Mitochondrial complex I inhibition by homoharringtonine: A novel strategy for suppression of chronic myeloid leukemia

Chronic myeloid leukemia (CML) is a hematologic malignancy predominantly driven by the BCR-ABL fusion gene. One of the significant challenges in treating CML lies in the emergence of resistance to tyrosine kinase inhibitors (TKIs), especially those associated with the T315I mutation. Homoharringtonine (HHT) is an FDAapproved, naturally-derived drug with known anti-leukemic properties, but its precise mechanisms of action remain incompletely understood. In this study, we rigorously evaluated the anti-CML activity of HHT through both in vitro and in vivo assays, observing substantial anti-CML effects. To elucidate the molecular mechanisms underpinning these effects, we performed proteomic analysis on BCR-ABL T315I mutation-bearing cells treated with HHT. Comprehensive pathway enrichment analysis identified oxidative phosphorylation (OXPHOS) as the most significantly disrupted, suggesting a key role in the mechanism of action of HHT. Further bioinformatics exploration revealed a substantial downregulation of proteins localized within mitochondrial complex I (MCI), a critical OXPHOS component.
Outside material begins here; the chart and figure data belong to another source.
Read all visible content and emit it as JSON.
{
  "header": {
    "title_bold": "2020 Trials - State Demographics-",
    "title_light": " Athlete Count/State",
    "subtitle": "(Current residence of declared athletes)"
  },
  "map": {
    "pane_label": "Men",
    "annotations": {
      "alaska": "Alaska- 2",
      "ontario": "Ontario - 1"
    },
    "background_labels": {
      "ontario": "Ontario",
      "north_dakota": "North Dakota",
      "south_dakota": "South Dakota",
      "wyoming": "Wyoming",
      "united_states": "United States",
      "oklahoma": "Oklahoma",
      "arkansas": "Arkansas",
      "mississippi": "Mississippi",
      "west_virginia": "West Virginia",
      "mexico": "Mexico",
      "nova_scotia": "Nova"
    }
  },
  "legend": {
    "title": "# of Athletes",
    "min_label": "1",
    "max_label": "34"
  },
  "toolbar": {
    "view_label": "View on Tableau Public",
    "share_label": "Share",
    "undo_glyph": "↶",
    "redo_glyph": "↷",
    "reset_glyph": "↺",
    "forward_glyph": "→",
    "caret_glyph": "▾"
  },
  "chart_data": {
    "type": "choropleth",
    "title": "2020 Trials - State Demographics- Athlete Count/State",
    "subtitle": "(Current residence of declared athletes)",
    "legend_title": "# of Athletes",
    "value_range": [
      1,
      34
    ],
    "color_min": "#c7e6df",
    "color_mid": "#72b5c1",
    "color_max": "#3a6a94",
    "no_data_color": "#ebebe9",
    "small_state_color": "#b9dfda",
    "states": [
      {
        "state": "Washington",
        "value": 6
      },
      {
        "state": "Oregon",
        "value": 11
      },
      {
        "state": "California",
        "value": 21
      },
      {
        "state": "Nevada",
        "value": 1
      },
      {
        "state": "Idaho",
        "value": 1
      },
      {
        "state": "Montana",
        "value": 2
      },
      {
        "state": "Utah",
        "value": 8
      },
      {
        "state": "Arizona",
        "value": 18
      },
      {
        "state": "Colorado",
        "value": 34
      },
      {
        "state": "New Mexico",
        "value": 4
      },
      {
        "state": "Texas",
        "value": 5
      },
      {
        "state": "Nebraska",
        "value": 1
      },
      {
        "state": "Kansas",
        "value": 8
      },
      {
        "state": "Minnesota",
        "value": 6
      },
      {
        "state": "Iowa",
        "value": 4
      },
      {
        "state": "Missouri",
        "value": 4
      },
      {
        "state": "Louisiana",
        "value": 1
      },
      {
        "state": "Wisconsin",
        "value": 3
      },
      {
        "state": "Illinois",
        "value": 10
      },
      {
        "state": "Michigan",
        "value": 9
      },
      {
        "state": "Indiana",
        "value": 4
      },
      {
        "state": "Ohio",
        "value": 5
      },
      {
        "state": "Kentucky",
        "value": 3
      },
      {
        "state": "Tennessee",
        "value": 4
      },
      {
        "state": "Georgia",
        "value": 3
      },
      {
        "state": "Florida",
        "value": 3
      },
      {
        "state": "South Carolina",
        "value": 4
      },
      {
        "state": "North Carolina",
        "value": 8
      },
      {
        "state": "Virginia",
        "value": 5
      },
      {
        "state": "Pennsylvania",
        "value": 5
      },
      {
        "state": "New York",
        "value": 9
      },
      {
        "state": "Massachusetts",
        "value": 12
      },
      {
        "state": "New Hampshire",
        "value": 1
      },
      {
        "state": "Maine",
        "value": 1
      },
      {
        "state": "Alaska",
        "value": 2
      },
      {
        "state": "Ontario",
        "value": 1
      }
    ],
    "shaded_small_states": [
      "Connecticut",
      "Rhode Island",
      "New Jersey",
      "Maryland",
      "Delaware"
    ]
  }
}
These results were validated through Western blot analysis and were supplemented by marked reductions in MCI activity, ATP level, and oxygen consumption rate (OCR) upon HHT exposure. Collectively, our results shed light on the potent anti-CML properties of HHT, particularly its effectiveness against T315I mutant cells through MCI inhibition. Our study underscores a novel therapeutic strategy to overcome BCRABL T315I mutation resistance, illuminating a previously uncharted mechanism of action for HHT.

Automated summary

This study evaluated the anti-leukemic activity of Homoharringtonine (HHT) in chronic myeloid leukemia (CML) and discovered its effectiveness against T315I mutant cells. Proteomic analysis revealed that HHT disrupted oxidative phosphorylation (OXPHOS) pathway by downregulating proteins in mitochondrial complex I (MCI). The findings present a novel therapeutic strategy to overcome BCR-ABL T315I mutation resistance.